| HN Mirror

Y	Hacker News new \| ask \| show \| jobs

by Kalium 2024 days ago

> Really? I've found the exact opposite - teams that used an RDBMS had to throw away their customer data under GDPR, because even though they had an entry in their database saying that the customer had agreed, they couldn't tell you what the customer had agreed to or when. Whereas teams using Kafka in the way you describe had an event record for the original agreement, and could tell you where any given piece of data came from.

This is absolutely wonderful! Unfortunately, this team decided to store data subject to GDPR deletion requests in Kafka, where deletion is quite difficult. It was a problem, when trying to do deletion programmatically, across many teams using the same set of topics.

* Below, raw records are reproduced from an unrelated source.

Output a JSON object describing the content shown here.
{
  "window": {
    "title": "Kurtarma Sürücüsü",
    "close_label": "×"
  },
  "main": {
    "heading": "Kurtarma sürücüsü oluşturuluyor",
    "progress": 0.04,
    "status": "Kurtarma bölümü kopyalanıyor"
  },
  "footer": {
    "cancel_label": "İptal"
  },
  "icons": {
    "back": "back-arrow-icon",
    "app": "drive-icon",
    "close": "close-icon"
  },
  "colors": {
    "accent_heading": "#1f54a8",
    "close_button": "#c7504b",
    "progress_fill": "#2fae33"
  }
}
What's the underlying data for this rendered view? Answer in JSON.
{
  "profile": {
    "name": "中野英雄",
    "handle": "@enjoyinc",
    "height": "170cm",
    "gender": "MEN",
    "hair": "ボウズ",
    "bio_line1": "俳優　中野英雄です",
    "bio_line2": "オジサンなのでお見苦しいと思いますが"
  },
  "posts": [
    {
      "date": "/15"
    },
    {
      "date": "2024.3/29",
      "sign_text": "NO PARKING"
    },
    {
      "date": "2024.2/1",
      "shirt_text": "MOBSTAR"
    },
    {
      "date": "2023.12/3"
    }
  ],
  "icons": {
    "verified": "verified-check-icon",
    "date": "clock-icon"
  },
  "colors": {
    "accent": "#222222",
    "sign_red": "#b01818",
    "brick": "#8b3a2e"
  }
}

The real nightmare came when this team, obsessed with the power of infinite retention periods, encountered PCI-DSS. You see, the business wanted to move away from Stripe and similar to dealing with a processor directly, in order to save on transaction fees. So obviously they could just put credit card data into Kafka...

1 comments

lmm 2023 days ago

Yeah fair enough. I'd argue that this is kind of a double standard (a traditional RDBMS may well be copies of "deleted" data on dirty pages, and may well leave that data on the physical disk indefinitely, for much the same reasons as Kafka does - it just makes it a bit fiddlier for you to access it), but your legal team may decide that it's required.

I don't think your overall scorn is warranted - there are bigger problems that are endemic to RDBMS deployments, and the advantages of a stream-first architecture are very real - but there are genuine difficulties around handling data obliteration and it's something you need to design for carefully if you're using an immutable-first architecture and have that requirement.